Steroid crisis will threaten other American sports

The steroid drug scandal engulfing international athletics is now threatening to spread to baseball, American football and other major American sports.

The steroid drug scandal engulfing international athletics is now threatening to spread to baseball, American football and other major American sports.

Yesterday Regina Jacobs, the leading female United States middle-distance runner, became the latest athlete to be directly implicated in the affair, when she was named by the Washington Post as one of five US track and field competitors who have tested positive for the designer steroid tetrahydrogestrinone (THG).

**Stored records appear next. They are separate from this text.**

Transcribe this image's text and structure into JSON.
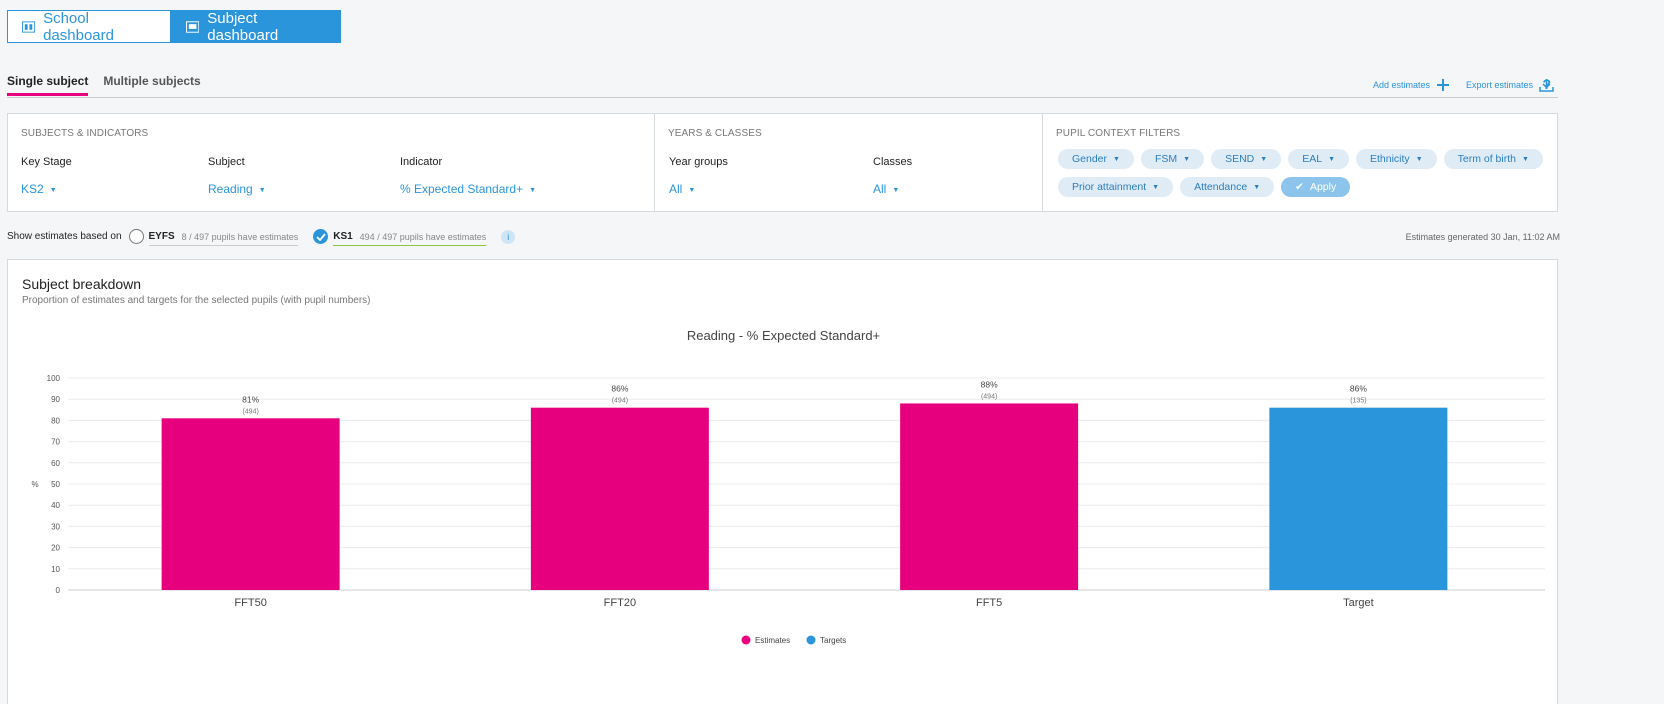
{
  "dashboard_buttons": {
    "school": "School dashboard",
    "subject": "Subject dashboard"
  },
  "tabs": {
    "single": "Single subject",
    "multiple": "Multiple subjects"
  },
  "actions": {
    "add": "Add estimates",
    "export": "Export estimates",
    "help": "?"
  },
  "filters": {
    "subjects_title": "SUBJECTS & INDICATORS",
    "key_stage_label": "Key Stage",
    "key_stage_value": "KS2",
    "subject_label": "Subject",
    "subject_value": "Reading",
    "indicator_label": "Indicator",
    "indicator_value": "% Expected Standard+",
    "years_title": "YEARS & CLASSES",
    "year_groups_label": "Year groups",
    "year_groups_value": "All",
    "classes_label": "Classes",
    "classes_value": "All",
    "context_title": "PUPIL CONTEXT FILTERS",
    "chips": [
      "Gender",
      "FSM",
      "SEND",
      "EAL",
      "Ethnicity",
      "Term of birth",
      "Prior attainment",
      "Attendance"
    ],
    "apply": "Apply"
  },
  "estimates": {
    "label": "Show estimates based on",
    "eyfs_name": "EYFS",
    "eyfs_sub": "8 / 497 pupils have estimates",
    "ks1_name": "KS1",
    "ks1_sub": "494 / 497 pupils have estimates",
    "info": "i",
    "generated": "Estimates generated 30 Jan, 11:02 AM"
  },
  "breakdown": {
    "title": "Subject breakdown",
    "subtitle": "Proportion of estimates and targets for the selected pupils (with pupil numbers)"
  },
  "colors": {
    "accent": "#2b95dc",
    "estimates": "#e6007e",
    "targets": "#2b95dc"
  },
  "chart_data": {
    "type": "bar",
    "title": "Reading - % Expected Standard+",
    "ylabel": "%",
    "ylim": [
      0,
      100
    ],
    "yticks": [
      0,
      10,
      20,
      30,
      40,
      50,
      60,
      70,
      80,
      90,
      100
    ],
    "categories": [
      "FFT50",
      "FFT20",
      "FFT5",
      "Target"
    ],
    "values": [
      81,
      86,
      88,
      86
    ],
    "value_labels": [
      "81%",
      "86%",
      "88%",
      "86%"
    ],
    "counts": [
      "(494)",
      "(494)",
      "(494)",
      "(135)"
    ],
    "series_of_bar": [
      "Estimates",
      "Estimates",
      "Estimates",
      "Targets"
    ],
    "legend": [
      {
        "name": "Estimates",
        "color": "#e6007e"
      },
      {
        "name": "Targets",
        "color": "#2b95dc"
      }
    ],
    "grid": true,
    "legend_position": "bottom"
  }
}
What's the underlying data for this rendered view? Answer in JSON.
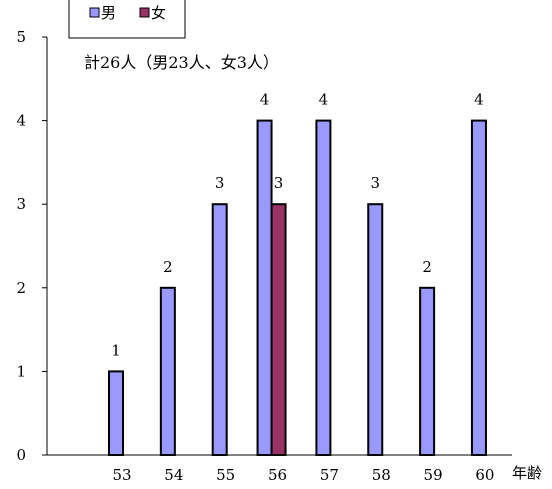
{
  "chart_data": {
    "type": "bar",
    "categories": [
      "53",
      "54",
      "55",
      "56",
      "57",
      "58",
      "59",
      "60"
    ],
    "series": [
      {
        "name": "男",
        "color": "#9999ff",
        "values": [
          1,
          2,
          3,
          4,
          4,
          3,
          2,
          4
        ]
      },
      {
        "name": "女",
        "color": "#993366",
        "values": [
          null,
          null,
          null,
          3,
          null,
          null,
          null,
          null
        ]
      }
    ],
    "ylim": [
      0,
      5
    ],
    "yticks": [
      "0",
      "1",
      "2",
      "3",
      "4",
      "5"
    ],
    "xlabel": "年齢",
    "ylabel": "",
    "annotation": "計26人（男23人、女3人）",
    "legend_position": "top-left",
    "grid": false
  }
}
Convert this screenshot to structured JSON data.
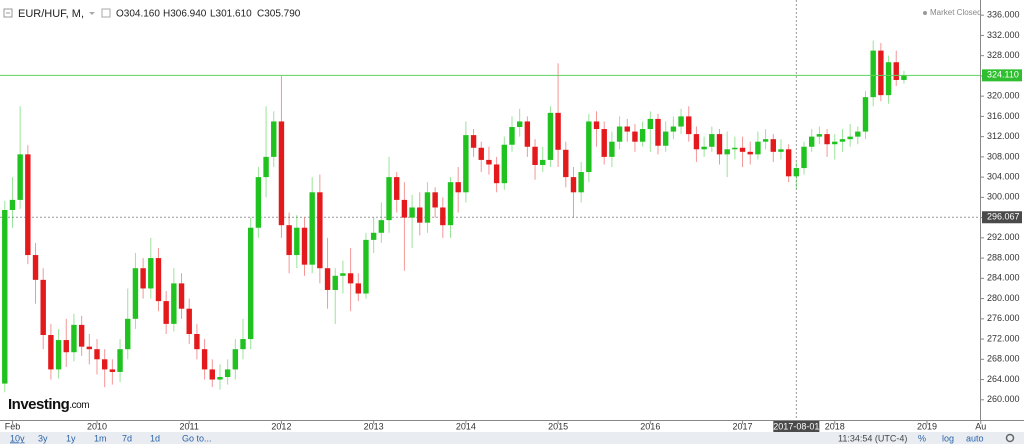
{
  "chart_data": {
    "type": "candlestick",
    "symbol": "EUR/HUF, M,",
    "ohlc_legend": [
      "O304.160",
      "H306.940",
      "L301.610",
      "C305.790"
    ],
    "status": "Market Closed",
    "brand": "Investing",
    "brand_suffix": ".com",
    "up_color": "#1fc21f",
    "down_color": "#e3191b",
    "categories": [
      "2009-01",
      "2009-02",
      "2009-03",
      "2009-04",
      "2009-05",
      "2009-06",
      "2009-07",
      "2009-08",
      "2009-09",
      "2009-10",
      "2009-11",
      "2009-12",
      "2010-01",
      "2010-02",
      "2010-03",
      "2010-04",
      "2010-05",
      "2010-06",
      "2010-07",
      "2010-08",
      "2010-09",
      "2010-10",
      "2010-11",
      "2010-12",
      "2011-01",
      "2011-02",
      "2011-03",
      "2011-04",
      "2011-05",
      "2011-06",
      "2011-07",
      "2011-08",
      "2011-09",
      "2011-10",
      "2011-11",
      "2011-12",
      "2012-01",
      "2012-02",
      "2012-03",
      "2012-04",
      "2012-05",
      "2012-06",
      "2012-07",
      "2012-08",
      "2012-09",
      "2012-10",
      "2012-11",
      "2012-12",
      "2013-01",
      "2013-02",
      "2013-03",
      "2013-04",
      "2013-05",
      "2013-06",
      "2013-07",
      "2013-08",
      "2013-09",
      "2013-10",
      "2013-11",
      "2013-12",
      "2014-01",
      "2014-02",
      "2014-03",
      "2014-04",
      "2014-05",
      "2014-06",
      "2014-07",
      "2014-08",
      "2014-09",
      "2014-10",
      "2014-11",
      "2014-12",
      "2015-01",
      "2015-02",
      "2015-03",
      "2015-04",
      "2015-05",
      "2015-06",
      "2015-07",
      "2015-08",
      "2015-09",
      "2015-10",
      "2015-11",
      "2015-12",
      "2016-01",
      "2016-02",
      "2016-03",
      "2016-04",
      "2016-05",
      "2016-06",
      "2016-07",
      "2016-08",
      "2016-09",
      "2016-10",
      "2016-11",
      "2016-12",
      "2017-01",
      "2017-02",
      "2017-03",
      "2017-04",
      "2017-05",
      "2017-06",
      "2017-07",
      "2017-08",
      "2017-09",
      "2017-10",
      "2017-11",
      "2017-12",
      "2018-01",
      "2018-02",
      "2018-03",
      "2018-04",
      "2018-05",
      "2018-06",
      "2018-07",
      "2018-08",
      "2018-09",
      "2018-10"
    ],
    "open": [
      263.2,
      297.5,
      299.5,
      308.5,
      288.6,
      283.7,
      272.8,
      266.0,
      271.8,
      269.4,
      274.8,
      270.5,
      270.0,
      268.0,
      266.0,
      265.5,
      270.0,
      276.0,
      286.0,
      282.0,
      288.0,
      279.5,
      275.0,
      283.0,
      278.0,
      273.0,
      270.0,
      266.0,
      264.0,
      264.5,
      266.0,
      270.0,
      272.0,
      294.0,
      304.0,
      308.0,
      315.0,
      294.5,
      288.6,
      294.0,
      286.7,
      301.0,
      286.0,
      281.7,
      284.5,
      285.0,
      283.0,
      281.0,
      291.6,
      293.0,
      295.5,
      304.0,
      299.5,
      296.0,
      298.0,
      295.0,
      301.0,
      298.0,
      294.5,
      303.0,
      301.0,
      312.3,
      309.8,
      307.4,
      306.5,
      302.8,
      310.4,
      313.9,
      315.0,
      310.0,
      306.4,
      307.4,
      316.7,
      309.4,
      304.0,
      301.0,
      305.0,
      315.0,
      313.5,
      308.0,
      311.0,
      314.0,
      313.0,
      311.0,
      313.5,
      315.5,
      310.2,
      313.0,
      314.0,
      316.0,
      312.5,
      309.5,
      310.0,
      312.5,
      308.5,
      309.5,
      309.8,
      309.0,
      308.5,
      311.0,
      311.5,
      309.0,
      309.5,
      304.16,
      305.79,
      310.0,
      312.0,
      312.5,
      310.5,
      311.0,
      311.5,
      312.0,
      313.0,
      319.8,
      329.0,
      320.2,
      326.7,
      323.2
    ],
    "high": [
      299.3,
      304.0,
      318.0,
      310.3,
      291.0,
      286.0,
      275.0,
      274.0,
      276.0,
      277.0,
      276.6,
      273.0,
      272.0,
      270.0,
      268.0,
      272.0,
      282.0,
      289.0,
      288.0,
      292.0,
      290.0,
      281.5,
      286.0,
      285.0,
      280.0,
      275.0,
      272.0,
      268.0,
      267.0,
      268.0,
      272.0,
      276.0,
      296.0,
      306.0,
      318.0,
      317.0,
      324.0,
      297.0,
      296.5,
      296.0,
      304.0,
      304.5,
      292.0,
      286.0,
      287.5,
      290.0,
      285.0,
      293.0,
      296.0,
      299.0,
      308.0,
      305.0,
      303.0,
      300.5,
      301.0,
      303.0,
      302.0,
      300.0,
      304.0,
      306.0,
      315.0,
      313.5,
      311.0,
      310.0,
      308.0,
      312.0,
      316.0,
      317.5,
      316.0,
      311.5,
      310.0,
      318.0,
      326.5,
      311.0,
      306.0,
      307.0,
      316.5,
      317.0,
      315.0,
      313.0,
      316.0,
      315.5,
      314.5,
      315.0,
      317.0,
      316.5,
      315.0,
      316.0,
      317.5,
      318.0,
      314.0,
      312.0,
      314.0,
      313.5,
      313.0,
      312.0,
      312.0,
      311.0,
      313.0,
      313.5,
      312.5,
      311.5,
      310.5,
      306.94,
      311.0,
      313.5,
      314.0,
      313.5,
      312.5,
      313.5,
      314.5,
      314.0,
      321.0,
      331.0,
      330.5,
      328.0,
      329.0,
      325.0
    ],
    "low": [
      261.5,
      294.0,
      297.7,
      286.8,
      279.0,
      270.0,
      264.0,
      264.2,
      266.5,
      267.6,
      268.7,
      267.0,
      265.0,
      262.5,
      263.0,
      263.5,
      268.0,
      274.0,
      280.0,
      280.0,
      277.5,
      273.0,
      273.5,
      276.0,
      271.0,
      268.0,
      264.0,
      262.5,
      262.0,
      263.0,
      264.0,
      268.0,
      270.0,
      292.0,
      300.0,
      306.0,
      292.0,
      285.0,
      286.0,
      284.5,
      285.0,
      283.0,
      278.0,
      275.0,
      281.0,
      277.5,
      279.5,
      280.0,
      289.0,
      291.0,
      293.0,
      297.0,
      285.5,
      290.0,
      292.5,
      293.0,
      296.0,
      292.0,
      292.0,
      297.0,
      299.0,
      308.0,
      305.0,
      304.5,
      301.0,
      301.5,
      309.0,
      312.0,
      308.0,
      303.5,
      305.0,
      306.0,
      306.0,
      302.0,
      296.0,
      299.0,
      303.0,
      310.0,
      306.5,
      306.0,
      309.5,
      311.0,
      309.0,
      310.0,
      309.0,
      308.5,
      309.0,
      311.5,
      312.5,
      311.0,
      307.0,
      308.0,
      309.0,
      306.5,
      304.0,
      307.5,
      306.0,
      306.5,
      307.5,
      309.5,
      307.0,
      307.5,
      303.0,
      301.61,
      304.5,
      309.0,
      310.5,
      308.0,
      307.5,
      309.0,
      310.0,
      310.5,
      311.5,
      318.0,
      319.0,
      318.5,
      322.0,
      322.5
    ],
    "close": [
      297.5,
      299.5,
      308.5,
      288.6,
      283.7,
      272.8,
      266.0,
      271.8,
      269.4,
      274.8,
      270.5,
      270.0,
      268.0,
      266.0,
      265.5,
      270.0,
      276.0,
      286.0,
      282.0,
      288.0,
      279.5,
      275.0,
      283.0,
      278.0,
      273.0,
      270.0,
      266.0,
      264.0,
      264.5,
      266.0,
      270.0,
      272.0,
      294.0,
      304.0,
      308.0,
      315.0,
      294.5,
      288.6,
      294.0,
      286.7,
      301.0,
      286.0,
      281.7,
      284.5,
      285.0,
      283.0,
      281.0,
      291.6,
      293.0,
      295.5,
      304.0,
      299.5,
      296.0,
      298.0,
      295.0,
      301.0,
      298.0,
      294.5,
      303.0,
      301.0,
      312.3,
      309.8,
      307.4,
      306.5,
      302.8,
      310.4,
      313.9,
      315.0,
      310.0,
      306.4,
      307.4,
      316.7,
      309.4,
      304.0,
      301.0,
      305.0,
      315.0,
      313.5,
      308.0,
      311.0,
      314.0,
      313.0,
      311.0,
      313.5,
      315.5,
      310.2,
      313.0,
      314.0,
      316.0,
      312.5,
      309.5,
      310.0,
      312.5,
      308.5,
      309.5,
      309.8,
      309.0,
      308.5,
      311.0,
      311.5,
      309.0,
      309.5,
      304.16,
      305.79,
      310.0,
      312.0,
      312.5,
      310.5,
      311.0,
      311.5,
      312.0,
      313.0,
      319.8,
      329.0,
      320.2,
      326.7,
      323.2,
      324.1
    ],
    "ylim": [
      256.4,
      339.0
    ],
    "yticks": [
      {
        "value": 260,
        "label": "260.000"
      },
      {
        "value": 264,
        "label": "264.000"
      },
      {
        "value": 268,
        "label": "268.000"
      },
      {
        "value": 272,
        "label": "272.000"
      },
      {
        "value": 276,
        "label": "276.000"
      },
      {
        "value": 280,
        "label": "280.000"
      },
      {
        "value": 284,
        "label": "284.000"
      },
      {
        "value": 288,
        "label": "288.000"
      },
      {
        "value": 292,
        "label": "292.000"
      },
      {
        "value": 296,
        "label": "296.000"
      },
      {
        "value": 300,
        "label": "300.000"
      },
      {
        "value": 304,
        "label": "304.000"
      },
      {
        "value": 308,
        "label": "308.000"
      },
      {
        "value": 312,
        "label": "312.000"
      },
      {
        "value": 316,
        "label": "316.000"
      },
      {
        "value": 320,
        "label": "320.000"
      },
      {
        "value": 324,
        "label": "324.000"
      },
      {
        "value": 328,
        "label": "328.000"
      },
      {
        "value": 332,
        "label": "332.000"
      },
      {
        "value": 336,
        "label": "336.000"
      }
    ],
    "xticks": [
      {
        "value": 1,
        "label": "Feb"
      },
      {
        "value": 12,
        "label": "2010"
      },
      {
        "value": 24,
        "label": "2011"
      },
      {
        "value": 36,
        "label": "2012"
      },
      {
        "value": 48,
        "label": "2013"
      },
      {
        "value": 60,
        "label": "2014"
      },
      {
        "value": 72,
        "label": "2015"
      },
      {
        "value": 84,
        "label": "2016"
      },
      {
        "value": 96,
        "label": "2017"
      },
      {
        "value": 108,
        "label": "2018"
      },
      {
        "value": 120,
        "label": "2019"
      },
      {
        "value": 127,
        "label": "Au"
      }
    ],
    "last_price": {
      "value": 324.11,
      "label": "324.110"
    },
    "crosshair": {
      "value": 296.067,
      "label": "296.067",
      "x_label": "2017-08-01"
    }
  },
  "toolbar": {
    "ranges": [
      "10y",
      "3y",
      "1y",
      "1m",
      "7d",
      "1d"
    ],
    "go_to": "Go to...",
    "clock": "11:34:54 (UTC-4)",
    "options": [
      "%",
      "log",
      "auto"
    ]
  }
}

She joins Kevin Toth, the US shot put champion, and the British sprint record-holder Dwain Chambers, who have already been identified as testing positive for THG. American anti-drug authorities claim the drug is distributed by BALCO, a nutrition supplements company based near San Francisco, which has links to some of the biggest names in US sport.

This week, Craig Masback, the chief executive of USA Track and Field, wrote to his opposite numbers in the other major leagues, calling for a summit in the next fortnight to address the problem of illegal drug-taking throughout American sport. "The situation in which we find ourselves is not a track and field problem or a baseball problem, but an American problem," he said.

Already in 2003, athletes from seven other sports federations here have been punished for drug offences, including seven swimmers and four cyclists. It was reported yesterday that federal investigators have now asked the welterweight boxing champion Shane Mosely to provide urine samples taken after his recent victory over Oscar de la Hoya.

BALCO is under investigation by a federal grand jury for possible money laundering, in a probe focussing on the financial dealings of its chief executive, Victor Conte. But it now seems certain to widen after federal agents, acting on an anonymous tip, raided BALCO last month and reportedly found containers holding anabolic steroids and various human hormones.

Conte denied wrongdoing, saying his company carries out blood and urine analyses of athletes to determine mineral and trace element deficiencies, and provides supplements to remedy these shortages and improve performance.

Among those due to appear before the grand jury are illustrious BALCO clients including world-class athletes as well as the baseball players Barry Bonds, the holder of the single-season home run record, and the New York Yankees star Jason Giambi, who is playing in the World Series against the Florida Marlins, and Bill Romanowski of the National Football League's Oakland Raiders.

Masback has already proposed a new zero-tolerance policy on steroid use, whereby even first-time offenders would face a $100,000 (£59,000) fine and a life ban. But if the scandal assumes the dimensions that many fear, other US sports may have no choice but to bring in more stringent anti-drug rules.

The NFL and the National Basketball Association already have random steroid testing. Baseball has just introduced more limited testing, but has yet to ban some substances outlawed in other sports. Earlier this year, two leading former players caused a furore when they claimed that 50 per cent of major league players used drugs.